A, Myocardiac delayed enhancement imaging was initially described in imaging of myocardial scar after infarct. In this short-axis myocardiac delayed enhancement image there is subendocardial nontransmural delayed enhancement of myocardium in inferolateral basal myocardial segment, consistent with nontransmural infarct. In imaging of cardiac masses, myocardiac delayed enhancement imaging can be used to determine enhancement characteristics of mass and to differentiate mass from thrombus.

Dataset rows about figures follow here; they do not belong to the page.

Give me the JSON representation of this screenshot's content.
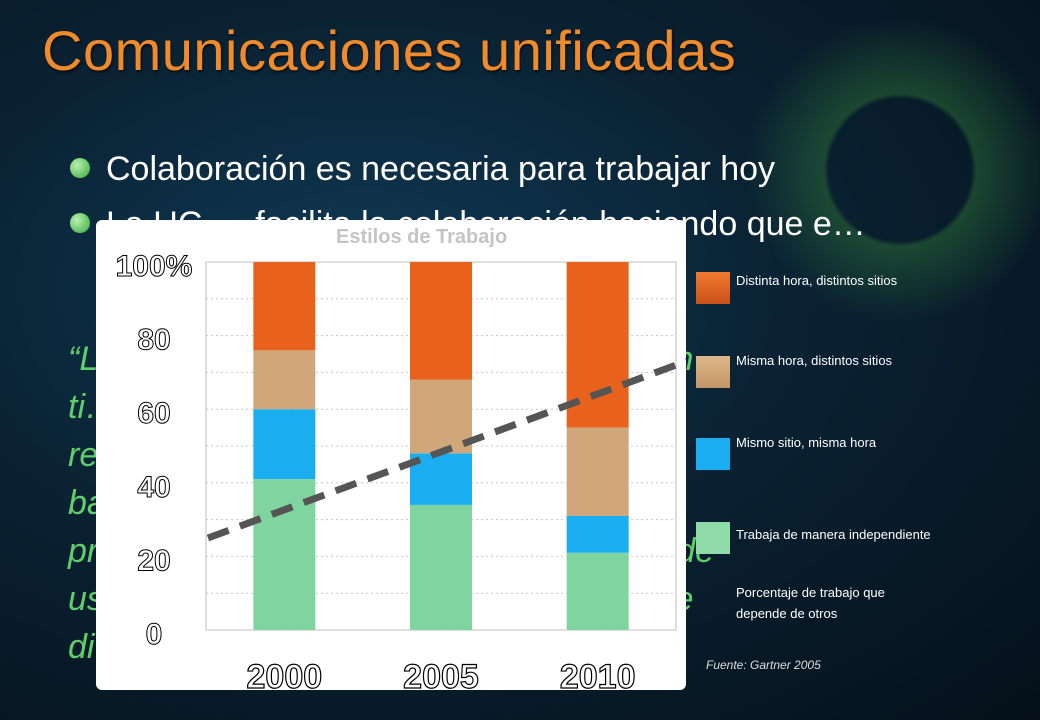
{
  "slide": {
    "title": "Comunicaciones unificadas",
    "bullets": [
      "Colaboración es necesaria para trabajar hoy",
      "La UC … facilita la colaboración haciendo que e…"
    ],
    "quote": "“L…                                          aciones en\nti…                                          ún los\nre…                                          e negocio,\nba…\npr…                                          periencia de\nus…                                          lo largo de\ndi…                                          medios.”"
  },
  "chart_data": {
    "type": "bar",
    "stacked": true,
    "title": "Estilos de Trabajo",
    "categories": [
      "2000",
      "2005",
      "2010"
    ],
    "y_ticks": [
      "100%",
      "80",
      "60",
      "40",
      "20",
      "0"
    ],
    "ylim": [
      0,
      100
    ],
    "series": [
      {
        "name": "Trabaja de manera independiente",
        "color": "#80d4a0",
        "values": [
          41,
          34,
          21
        ]
      },
      {
        "name": "Mismo sitio, misma hora",
        "color": "#1aaef0",
        "values": [
          19,
          14,
          10
        ]
      },
      {
        "name": "Misma hora, distintos sitios",
        "color": "#cfa77a",
        "values": [
          16,
          20,
          24
        ]
      },
      {
        "name": "Distinta hora, distintos sitios",
        "color": "#e8621e",
        "values": [
          24,
          32,
          45
        ]
      }
    ],
    "trend_label": "Porcentaje de trabajo que depende de otros",
    "source": "Fuente: Gartner 2005"
  }
}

B, Myocardiac delayed enhancement image shows heterogeneous enhancement of right ventricular mass in woman with history of sarcoma in calf. Right ventricular mass was resected and confirmed to represent metastasis.

Gated Cardiac CT

Gated cardiac CT can act in a complimentary role to the other modalities in the evaluation of a cardiac mass. CT can provide anatomic information, functional assessment, and tissue characterization. A global assessment of the chest can be acquired that can be useful, particularly in patients in whom a metastatic cardiac mass is suspected. CT may be useful in patients who are short of breath and unable to tolerate the prolonged supine positioning and repeated breath-holds required for adequate assessment by cardiac MRI. CT has inherent advantages for tissue characterization, such as in the detection of calcifications within a mass that may provide diagnostic information (prominent heterotopic mitral annular calcification can be mistaken at echocardiography and MRI for a mass or the presence of calcifications can differentiate a fibroma from a rhabdomyoma). Also patients with pacemakers, very obese patients, and very claustrophobic patients may be unsuitable for cardiac MRI. In cases of renal impairment in which gadolinium is contraindicated, iodinated contrast material may be used in certain clinical scenarios, such as patients with end-stage renal disease who are undergoing dialysis. Gated cardiac CT angiography can be used to determine the presence of vascular invasion by a mass—neovascular recruitment by the mass. Also, the presence of coronary artery disease may be incidentally discovered, which may guide surgical technique and intervention if clinically indicated. At our institution, single-heartbeat cardiac CT angiography is performed using 320-MDCT. The kilovoltage is adapted to patient body mass index and altered between 80–130 kVp; tube current modulation monitors tube current and exposure time. The protocol is tailored to the requirements of the study; if dynamic imaging is being performed then full R-R interval imaging is required and a dose modulated technique is performed. Where appropriate, prospective image acquisition is performed with tube output confined to typically the end diastolic phase for evaluation of the coronary arteries. However, functional analysis and generation of ventricular volumes are not possible when the acquisition is acquired prospectively. Typically up to 75 mL of non-ionic contrast material (370 mmol/L adapted according to patient weight and renal function) is administered at a rate of 6 mL/s.

Nuclear Imaging

Nuclear imaging including FDG PET/CT and other techniques, such as octreotide imaging, can be helpful in detection and diagnosis of cardiac and paracardiac tumors. Normal myocardial uptake of FDG may obscure small myocardial or pericardial lesions. Potential pitfalls exist, including uptake within benign lipomatous hypertrophy of the interatrial septum because it contains brown fat rich in mitochondria and may show a higher standardized uptake value than subcutaneous fat mimicking a mass. Secondary metastases to the heart are more commonly seen, especially in adult populations, and the use of PET CT may not only detect a cardiac mass but define the extent of disease by identifying further distant lesions.